It’s official – Australia in a 2-speed economy

Glenn Stevens - Governor of the Reserve Bank of Australia

The economic imbalance of Australia’s economy is official. Governor of the Reserve Bank of Australia, Mr Glenn Stevens had previously warned of the massive demand pull generated by Australia’s booming mining industry whilst the rest of the economy is stuck in the slow lane. Official employment figures from Access Economics for the year to the end of August 2010 showed that employment in the mining industry rose by 16% and construction by 3% as more workers are drawn to the resources boom. At the same time, more than 22,000 jobs were lost in manufacturing, down 2% in the past year and the arts and recreation sector, which takes in the embattled tourism sector, fell by 4.5%.

Whilst workers are flocking to the mining industry in droves, the high Australian dollar is pushing some of the nation’s most iconic industries to the brink.

It is not new the mining boom in the early to mid 2000’s has created more wealth in mining states like Western Australia. However, coupled with the high dollar as a result of the boom, firms which are exposed to the export market are severely affected as their products become less competitive in the international market.

John Haines, chief executive of Haines Group, one of the nation’s largest boatbuilders, says his manufacturing operation will soon switch to a four-day week.

“We are down 60 per cent and we are pulling back to a four-day week,” he said. “We are taking extended holidays over Christmas hoping that we might see some more work come in. I speak to a lot of our competitors, and they are all the same.” . The issue is complicated by cheap imports from the US. Mr Haines said a 6m Australian boat that would normally sell for up to $60,000, was facing competition from second-hand US boats selling for as little as $15,000. He said this would affect the market for years to come.

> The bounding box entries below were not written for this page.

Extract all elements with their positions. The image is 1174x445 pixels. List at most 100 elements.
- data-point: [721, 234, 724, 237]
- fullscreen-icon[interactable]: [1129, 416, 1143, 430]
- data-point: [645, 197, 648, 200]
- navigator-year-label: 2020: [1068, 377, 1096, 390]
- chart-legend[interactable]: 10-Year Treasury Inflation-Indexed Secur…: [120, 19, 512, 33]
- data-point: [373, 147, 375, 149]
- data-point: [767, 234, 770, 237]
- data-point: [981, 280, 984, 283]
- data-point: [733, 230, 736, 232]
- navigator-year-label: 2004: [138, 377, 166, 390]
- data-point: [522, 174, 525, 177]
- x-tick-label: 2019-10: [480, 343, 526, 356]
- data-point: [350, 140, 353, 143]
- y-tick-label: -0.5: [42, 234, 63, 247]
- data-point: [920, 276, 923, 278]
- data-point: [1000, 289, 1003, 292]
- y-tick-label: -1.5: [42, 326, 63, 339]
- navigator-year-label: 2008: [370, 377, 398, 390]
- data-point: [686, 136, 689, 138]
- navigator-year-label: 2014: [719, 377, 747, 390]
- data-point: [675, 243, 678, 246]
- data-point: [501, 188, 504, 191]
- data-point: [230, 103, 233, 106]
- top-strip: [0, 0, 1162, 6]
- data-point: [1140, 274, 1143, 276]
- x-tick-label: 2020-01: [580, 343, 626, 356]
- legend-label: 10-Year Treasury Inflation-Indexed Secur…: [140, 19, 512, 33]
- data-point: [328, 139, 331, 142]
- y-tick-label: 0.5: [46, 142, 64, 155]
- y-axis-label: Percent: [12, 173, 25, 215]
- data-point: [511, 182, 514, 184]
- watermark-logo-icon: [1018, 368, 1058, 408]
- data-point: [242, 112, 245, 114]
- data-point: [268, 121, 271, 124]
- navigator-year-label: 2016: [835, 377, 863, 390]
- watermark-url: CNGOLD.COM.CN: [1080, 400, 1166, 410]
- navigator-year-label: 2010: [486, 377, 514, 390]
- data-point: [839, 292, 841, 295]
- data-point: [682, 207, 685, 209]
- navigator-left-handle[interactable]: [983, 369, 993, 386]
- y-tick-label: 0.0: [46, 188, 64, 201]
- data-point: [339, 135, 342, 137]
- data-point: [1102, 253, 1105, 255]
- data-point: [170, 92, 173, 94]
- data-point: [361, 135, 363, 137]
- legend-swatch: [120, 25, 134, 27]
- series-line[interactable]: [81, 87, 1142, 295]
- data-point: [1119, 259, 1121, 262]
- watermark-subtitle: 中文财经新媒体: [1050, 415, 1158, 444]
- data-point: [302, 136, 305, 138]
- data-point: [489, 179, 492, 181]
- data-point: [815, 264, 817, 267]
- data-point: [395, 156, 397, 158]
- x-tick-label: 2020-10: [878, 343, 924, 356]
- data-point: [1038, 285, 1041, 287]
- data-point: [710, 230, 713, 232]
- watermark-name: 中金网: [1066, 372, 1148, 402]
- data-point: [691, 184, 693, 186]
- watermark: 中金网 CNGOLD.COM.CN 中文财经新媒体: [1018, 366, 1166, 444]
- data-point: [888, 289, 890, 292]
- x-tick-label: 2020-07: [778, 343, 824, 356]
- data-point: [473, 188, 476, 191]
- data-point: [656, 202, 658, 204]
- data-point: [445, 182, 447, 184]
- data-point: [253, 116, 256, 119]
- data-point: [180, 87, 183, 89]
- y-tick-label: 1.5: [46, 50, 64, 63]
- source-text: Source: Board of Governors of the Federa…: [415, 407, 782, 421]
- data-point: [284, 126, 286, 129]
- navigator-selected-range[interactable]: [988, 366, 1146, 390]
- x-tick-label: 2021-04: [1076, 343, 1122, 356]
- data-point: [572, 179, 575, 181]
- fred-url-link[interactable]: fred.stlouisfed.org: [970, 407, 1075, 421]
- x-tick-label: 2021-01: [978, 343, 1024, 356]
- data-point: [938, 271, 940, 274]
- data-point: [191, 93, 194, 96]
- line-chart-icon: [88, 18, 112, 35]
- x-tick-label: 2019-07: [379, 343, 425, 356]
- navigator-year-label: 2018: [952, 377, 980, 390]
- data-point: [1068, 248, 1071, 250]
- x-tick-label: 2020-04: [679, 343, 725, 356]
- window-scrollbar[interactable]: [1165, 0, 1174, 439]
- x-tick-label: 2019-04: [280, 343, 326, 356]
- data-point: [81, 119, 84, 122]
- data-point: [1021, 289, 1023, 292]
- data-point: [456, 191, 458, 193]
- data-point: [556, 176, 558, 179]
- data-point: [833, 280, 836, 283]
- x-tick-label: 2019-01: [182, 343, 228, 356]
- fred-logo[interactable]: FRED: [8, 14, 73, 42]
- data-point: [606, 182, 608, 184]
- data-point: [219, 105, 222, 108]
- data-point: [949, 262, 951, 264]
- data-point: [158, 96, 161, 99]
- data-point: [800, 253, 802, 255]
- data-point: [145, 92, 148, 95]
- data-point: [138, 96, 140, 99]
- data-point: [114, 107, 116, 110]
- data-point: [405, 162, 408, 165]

Brad Teys, the chief executive of Teys Brothers Holdings, which kills about one million cattle a year in Queensland and South Australia, said the high dollar was squeezing beef producers because contracts were written in US dollars. “I’d say it would be very marginal for them – their costs are increasing diesel power, fertiliser, water, rates and I’d say most people would be finding it very difficult in the cattle industry,” he said.

Graham Packer, whose Packer Leather makes the covers for Kookaburra cricket balls, said the company was being squeezed by a high dollar on the one hand and high interest rates on the other. It was looking at taking some production overseas and finding cost savings.  “We’re getting pressured to reduce prices as a result of our currency and our internal costs,” Mr Packer said.

“They don’t want to pay the increased prices and what the currency is doing to us, we are feeling a horrible squeeze. Between the banks and their wretched interest rates and their risk margins . . . and the high dollar, we are getting squeezed from both sides.” He said the company could survive with a dollar at US85c but at near-parity “you just keep believing that things will change”.